Avec sa bière, Pizza Charly conforte son ancrage local

Pizza Charly

Il en rêvait et il l’a fait. Charly vient de lancer sa bière éponyme, aux couleurs de sa pizzéria emblématique du quartier Noailles. La concrétisation d’un rêve dont le jeune entrepreneur de 33 ans avoue qu’il ne s’arrêtera pas en si bon chemin : – J’ai toujours voulu brasser ma propre bière, explique-t-il. Je me suis rapproché des équipes de la Minotte, (Minot brasserie, NDLR) avec qui je partage une histoire commune. Ils ont toujours été des clients de Charly Pizza et des liens se sont noués. De bons clients, ce sont devenus de bons copains ».
De cette amitié résultent deux bières, une blonde « équilibrée, florale qui marche très bien avec la plupart de nos pizzas » avance Charly qui lui assigne le titre de bière craft, visant à réunir le plus grand nombre, « même les plus connaisseurs ».
Et puis il y a cette cuvée dont Charly dit que s’il n’avait dû en faire qu’une, c’eut été celle-ci, « une bière plus authentique, avec des goûts très marqués, une amertume revendiquée et une finale sur le biscuit… Une bière plus noble car elle est plus identitaire ».

« Ça me gonfle ces gens qui se prennent en selfie aux quatre coins du monde avec un gobelet Starbuck ou qui vont bouffer du McDo au Japon »

Charly

Au-delà de l’aspect sympathique de ces cuvées mousseuses, il y a la vision d’un monde et une réponse aux agacements de l’époque. « Depuis 2012 où j’ai repris les rênes de cette pizzéria, je me suis toujours employé à travailler local, explique Charly.
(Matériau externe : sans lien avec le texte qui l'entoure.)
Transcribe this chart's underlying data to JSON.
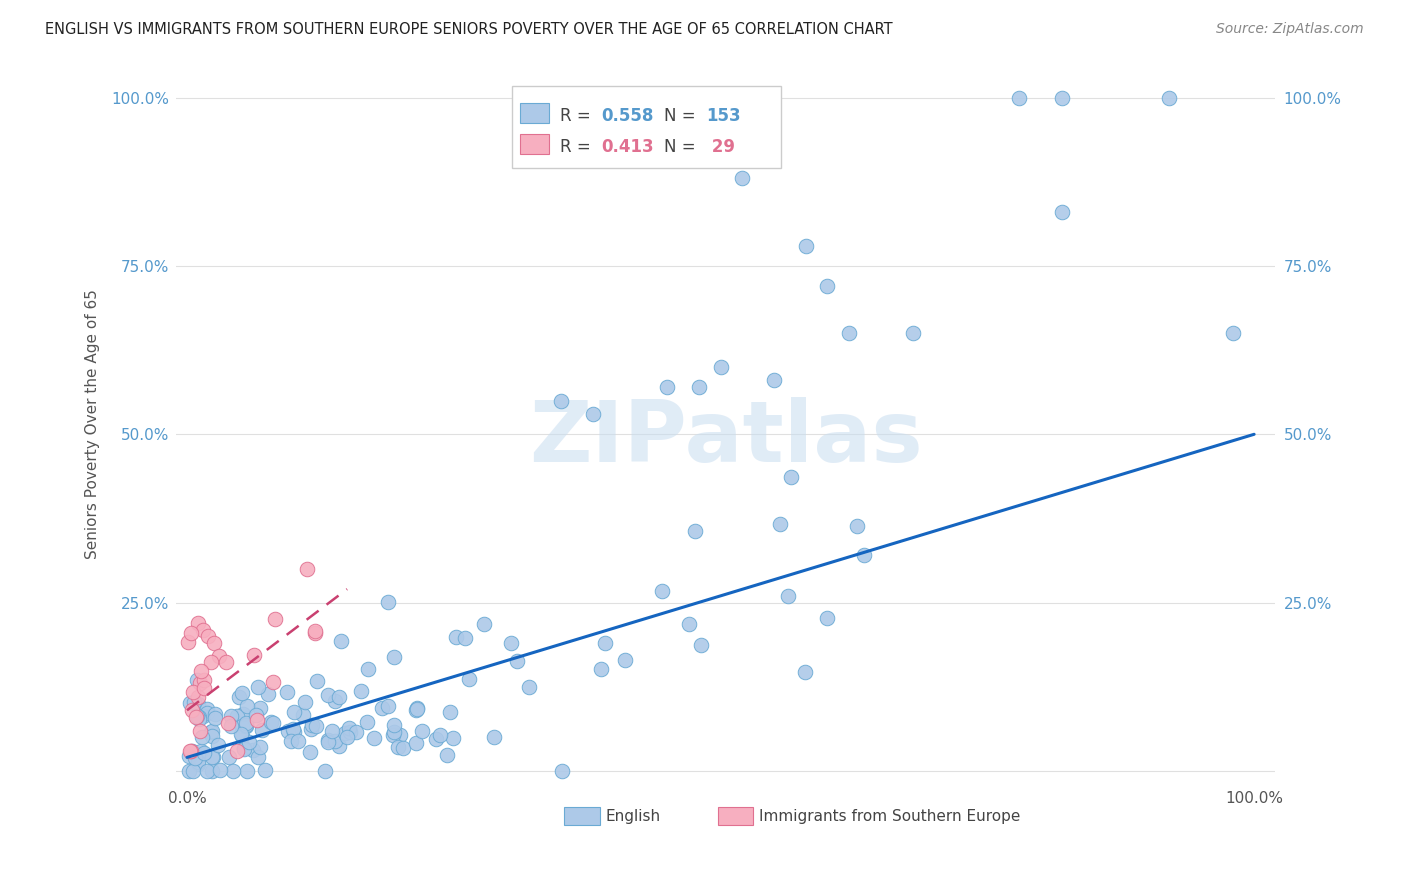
{
  "title": "ENGLISH VS IMMIGRANTS FROM SOUTHERN EUROPE SENIORS POVERTY OVER THE AGE OF 65 CORRELATION CHART",
  "source": "Source: ZipAtlas.com",
  "ylabel": "Seniors Poverty Over the Age of 65",
  "watermark": "ZIPatlas",
  "english_R": "0.558",
  "english_N": "153",
  "immigrant_R": "0.413",
  "immigrant_N": "29",
  "english_color": "#adc9e8",
  "english_edge": "#6aaad4",
  "immigrant_color": "#f7afc0",
  "immigrant_edge": "#e07090",
  "regression_english_color": "#1565c0",
  "regression_immigrant_color": "#c94070",
  "background_color": "#ffffff",
  "grid_color": "#e0e0e0",
  "title_color": "#222222",
  "source_color": "#888888",
  "tick_color": "#5599cc",
  "label_color": "#555555",
  "legend_edge_color": "#cccccc",
  "watermark_color": "#c8ddf0"
}
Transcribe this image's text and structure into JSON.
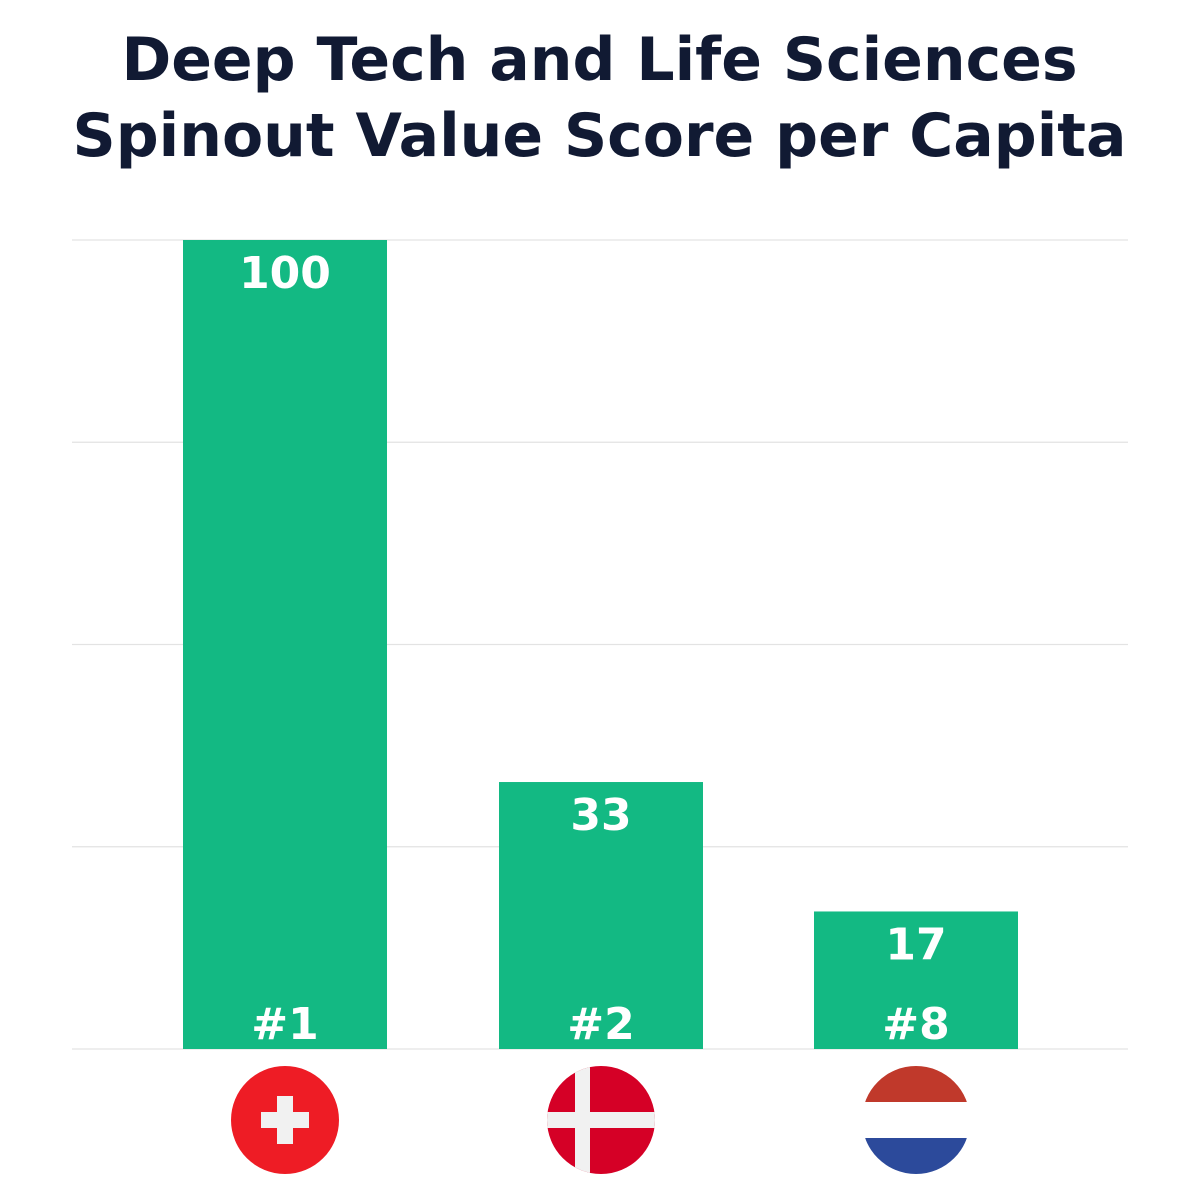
{
  "chart_data": {
    "type": "bar",
    "title_lines": [
      "Deep Tech and Life Sciences",
      "Spinout Value Score per Capita"
    ],
    "categories": [
      "switzerland-flag-icon",
      "denmark-flag-icon",
      "netherlands-flag-icon"
    ],
    "values": [
      100,
      33,
      17
    ],
    "ranks": [
      "#1",
      "#2",
      "#8"
    ],
    "ylim": [
      0,
      100
    ],
    "grid": true,
    "gridlines": [
      0,
      25,
      50,
      75,
      100
    ],
    "xlabel": "",
    "ylabel": "",
    "legend": "none",
    "colors": {
      "bar": "#13b983",
      "title": "#111a33",
      "grid": "#e3e3e3",
      "label": "#ffffff"
    }
  }
}
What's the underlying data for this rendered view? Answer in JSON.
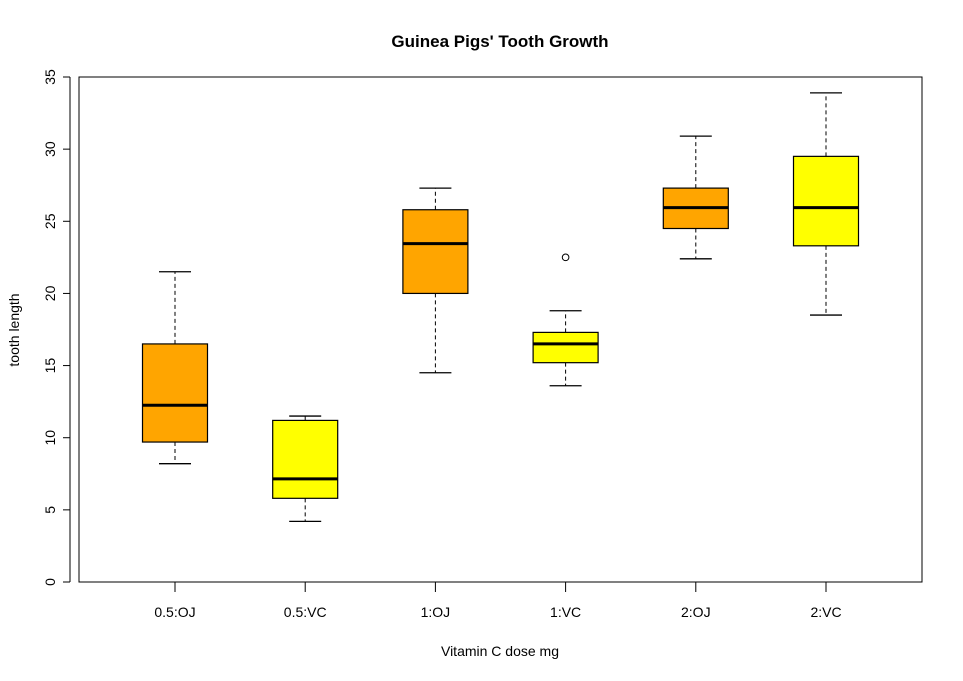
{
  "chart_data": {
    "type": "box",
    "title": "Guinea Pigs' Tooth Growth",
    "xlabel": "Vitamin C dose mg",
    "ylabel": "tooth length",
    "ylim": [
      0,
      35
    ],
    "yticks": [
      0,
      5,
      10,
      15,
      20,
      25,
      30,
      35
    ],
    "grid": false,
    "legend": "none",
    "categories": [
      "0.5:OJ",
      "0.5:VC",
      "1:OJ",
      "1:VC",
      "2:OJ",
      "2:VC"
    ],
    "boxes": [
      {
        "label": "0.5:OJ",
        "min": 8.2,
        "q1": 9.7,
        "median": 12.25,
        "q3": 16.5,
        "max": 21.5,
        "outliers": [],
        "color": "#FFA500"
      },
      {
        "label": "0.5:VC",
        "min": 4.2,
        "q1": 5.8,
        "median": 7.15,
        "q3": 11.2,
        "max": 11.5,
        "outliers": [],
        "color": "#FFFF00"
      },
      {
        "label": "1:OJ",
        "min": 14.5,
        "q1": 20.0,
        "median": 23.45,
        "q3": 25.8,
        "max": 27.3,
        "outliers": [],
        "color": "#FFA500"
      },
      {
        "label": "1:VC",
        "min": 13.6,
        "q1": 15.2,
        "median": 16.5,
        "q3": 17.3,
        "max": 18.8,
        "outliers": [
          22.5
        ],
        "color": "#FFFF00"
      },
      {
        "label": "2:OJ",
        "min": 22.4,
        "q1": 24.5,
        "median": 25.95,
        "q3": 27.3,
        "max": 30.9,
        "outliers": [],
        "color": "#FFA500"
      },
      {
        "label": "2:VC",
        "min": 18.5,
        "q1": 23.3,
        "median": 25.95,
        "q3": 29.5,
        "max": 33.9,
        "outliers": [],
        "color": "#FFFF00"
      }
    ]
  }
}
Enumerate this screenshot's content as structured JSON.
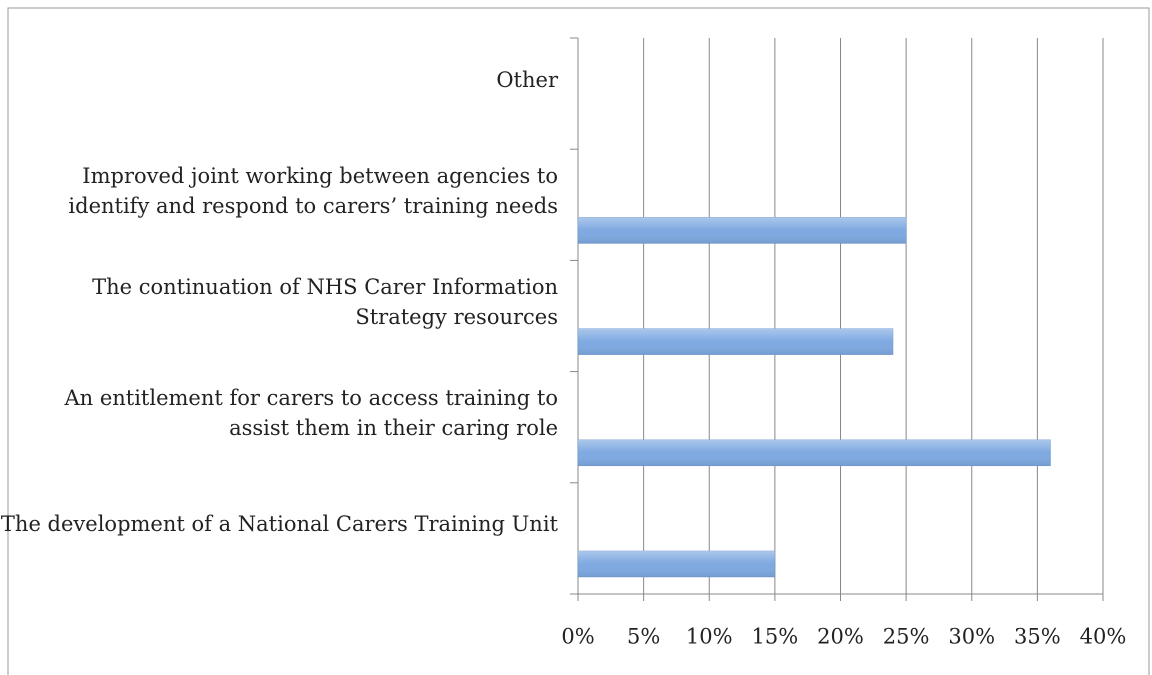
{
  "chart_data": {
    "type": "bar",
    "orientation": "horizontal",
    "categories": [
      "The development of a National Carers Training Unit",
      "An entitlement for carers to access training to assist them in their caring role",
      "The continuation of NHS Carer Information Strategy resources",
      "Improved joint working between agencies to identify and respond to carers’ training needs",
      "Other"
    ],
    "values": [
      15,
      36,
      24,
      25,
      0
    ],
    "color": "#7ea9e1",
    "xlim": [
      0,
      40
    ],
    "xticks": [
      {
        "value": 0,
        "label": "0%"
      },
      {
        "value": 5,
        "label": "5%"
      },
      {
        "value": 10,
        "label": "10%"
      },
      {
        "value": 15,
        "label": "15%"
      },
      {
        "value": 20,
        "label": "20%"
      },
      {
        "value": 25,
        "label": "25%"
      },
      {
        "value": 30,
        "label": "30%"
      },
      {
        "value": 35,
        "label": "35%"
      },
      {
        "value": 40,
        "label": "40%"
      }
    ],
    "grid": true
  }
}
Le local business, c’est mon truc et je vais essayer d’y tendre au maximum en me passant des marques globales ». Expliquant que ses farines proviennent de France à l’instar de ses fromages et viandes (poulet, bœuf charolais), le pizzaiolo pousse l’ambition jusqu’aux olives achetées de « Saint-Rémy jusqu’à Perpignan » et regrette de ne plus trouver d’anchois français.
« A terme, j’aimerais qu’on ne boive plus de Sprite ou de Coca au profit d’un Corsica Cola par exemple.  Je me sens tatoué au made in France, j’aime le 100% français et c’est mon ADN de défendre le local… » explique le chef d’entreprise qui, en lançant sa marque de bière enfonce un peu plus le clou du local. Le rêve a commencé et prend corps.

Pizza Charly, 4, rue des Feuillants, Marseille 1er ; infos au 09 84 20 79 62.